Sabe aquele filme que você não dá nada por ele e, de repente, se vê completamente envolvido com a história (e ainda rindo de tudo que está vendo)? Este é o caso de Eu te amo, cara (I love you, man – EUA, 2008), que estreia hoje. O filme é um exemplar perfeito da “comédia do constrangimento”, em que a narrativa gira em torno de um protagonista envolvido em situações construídas apenas para embaraçá-lo.

Depois de anos de um namoro atrás do outro, o corretor imobiliário Peter Klaven (Paul Rudd) descobre que a falta de amizades masculinas preocupa sua noiva, Zooey (Rashida Jones). Com a ajuda do irmão gay e da mãe superprotetora, Peter inicia uma busca desesperada por um amigo, que também será seu padrinho de casamento. Claro que os encontros geram momentos inusitados (e hilários), como despertar a paixão de outros homens e ter um senhor de 87 anos como única companhia para um café.

Em uma visitação imobiliária – em que tenta vender a casa do Incrível Hulk Lou Ferrigno (sim, ele mesmo, o do seriado de TV) Peter conhece o carismático Sydney Fife (Jason Segel). Os dois acabam criando um vínculo que ensina Peter algo que ele desconhece: o verdadeiro significado da amizade entre homens. Mas isso também ameaça sua relação com Zooey, afinal, que mulher aceita pacificamente ser ‘trocada’ pelo melhor amigo?

O filme dá certo porque o roteiro foge dos clichês – o homossexualismo não é motivo de piada de mau gosto, os personagens não são caricatos e o objeto do desejo do protagonista não é a mocinha, e sim um amigo. Com criatividade, os roteiristas John Hamburg (que também dirige o filme) e Larry Levin conseguem fazer uma comédia romântica às avessas, mostrando como homens e mulheres são diferentes em seus relacionamentos com os amigos, e não em relacionamentos amorosos como vemos em tantos filmes por aí.

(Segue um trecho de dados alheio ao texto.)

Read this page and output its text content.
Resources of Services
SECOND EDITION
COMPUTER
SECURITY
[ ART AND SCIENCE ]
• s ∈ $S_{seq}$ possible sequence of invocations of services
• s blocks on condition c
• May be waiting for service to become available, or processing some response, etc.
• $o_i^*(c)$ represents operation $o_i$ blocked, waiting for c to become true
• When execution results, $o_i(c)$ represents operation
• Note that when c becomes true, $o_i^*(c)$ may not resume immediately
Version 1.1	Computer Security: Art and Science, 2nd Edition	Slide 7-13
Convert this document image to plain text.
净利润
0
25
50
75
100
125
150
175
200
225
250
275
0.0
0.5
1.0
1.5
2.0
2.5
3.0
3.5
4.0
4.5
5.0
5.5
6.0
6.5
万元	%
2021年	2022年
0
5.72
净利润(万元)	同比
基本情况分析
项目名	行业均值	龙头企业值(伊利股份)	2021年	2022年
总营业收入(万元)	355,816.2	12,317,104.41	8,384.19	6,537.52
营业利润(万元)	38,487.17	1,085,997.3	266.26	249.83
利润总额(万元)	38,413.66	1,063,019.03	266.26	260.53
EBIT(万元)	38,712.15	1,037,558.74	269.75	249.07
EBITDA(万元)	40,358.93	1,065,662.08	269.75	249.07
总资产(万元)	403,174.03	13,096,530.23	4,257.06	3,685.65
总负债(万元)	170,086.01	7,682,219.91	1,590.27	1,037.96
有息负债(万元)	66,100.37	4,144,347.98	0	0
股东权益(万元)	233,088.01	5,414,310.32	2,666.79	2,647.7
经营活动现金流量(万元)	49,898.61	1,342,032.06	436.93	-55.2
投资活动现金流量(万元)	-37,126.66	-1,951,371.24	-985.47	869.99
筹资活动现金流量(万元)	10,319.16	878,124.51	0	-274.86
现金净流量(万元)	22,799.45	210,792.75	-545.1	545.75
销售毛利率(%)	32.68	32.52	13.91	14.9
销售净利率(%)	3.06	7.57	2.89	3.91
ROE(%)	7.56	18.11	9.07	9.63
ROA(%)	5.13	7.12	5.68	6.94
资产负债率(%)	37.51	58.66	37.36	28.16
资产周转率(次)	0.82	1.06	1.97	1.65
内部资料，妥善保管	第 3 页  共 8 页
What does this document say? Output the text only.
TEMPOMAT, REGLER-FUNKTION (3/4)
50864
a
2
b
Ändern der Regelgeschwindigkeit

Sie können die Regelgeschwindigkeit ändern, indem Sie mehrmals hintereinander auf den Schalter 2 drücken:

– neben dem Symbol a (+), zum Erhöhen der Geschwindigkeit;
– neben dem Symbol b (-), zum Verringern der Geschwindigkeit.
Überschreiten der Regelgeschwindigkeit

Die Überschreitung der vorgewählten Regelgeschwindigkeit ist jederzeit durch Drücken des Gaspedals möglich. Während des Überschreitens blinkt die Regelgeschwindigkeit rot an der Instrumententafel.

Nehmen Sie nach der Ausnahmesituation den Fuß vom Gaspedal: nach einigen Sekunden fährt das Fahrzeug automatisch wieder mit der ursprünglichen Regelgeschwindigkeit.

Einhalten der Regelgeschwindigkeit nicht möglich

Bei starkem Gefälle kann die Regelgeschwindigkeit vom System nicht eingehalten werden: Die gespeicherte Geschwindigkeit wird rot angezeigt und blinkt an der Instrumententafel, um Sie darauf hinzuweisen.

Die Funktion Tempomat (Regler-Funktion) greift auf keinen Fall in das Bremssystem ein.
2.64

O elenco é outro ponto forte, com destaque para o entrosamento entre Rudd e Segel, que constroem seus personagens sem o menor pudor. Enquanto o Peter de Rudd é sensível, bonzinho e simpático (o que poderia soar como um ‘gay enrustido’, que ele não é e nem transparece ser), o Sydney de Segel é bruto, desbocado e ‘sem noção’ (o que poderia soar como o típico machista, que ele também não é e não insinua ser). Graças aos dois, o momento em que o título do filme é pronunciado por eles não tem nada de piegas ou bizarro, tornando-se, inclusive, uma cumplicidade única entre os personagens e os atores (bem ao estilo do que é uma amizade entre homens).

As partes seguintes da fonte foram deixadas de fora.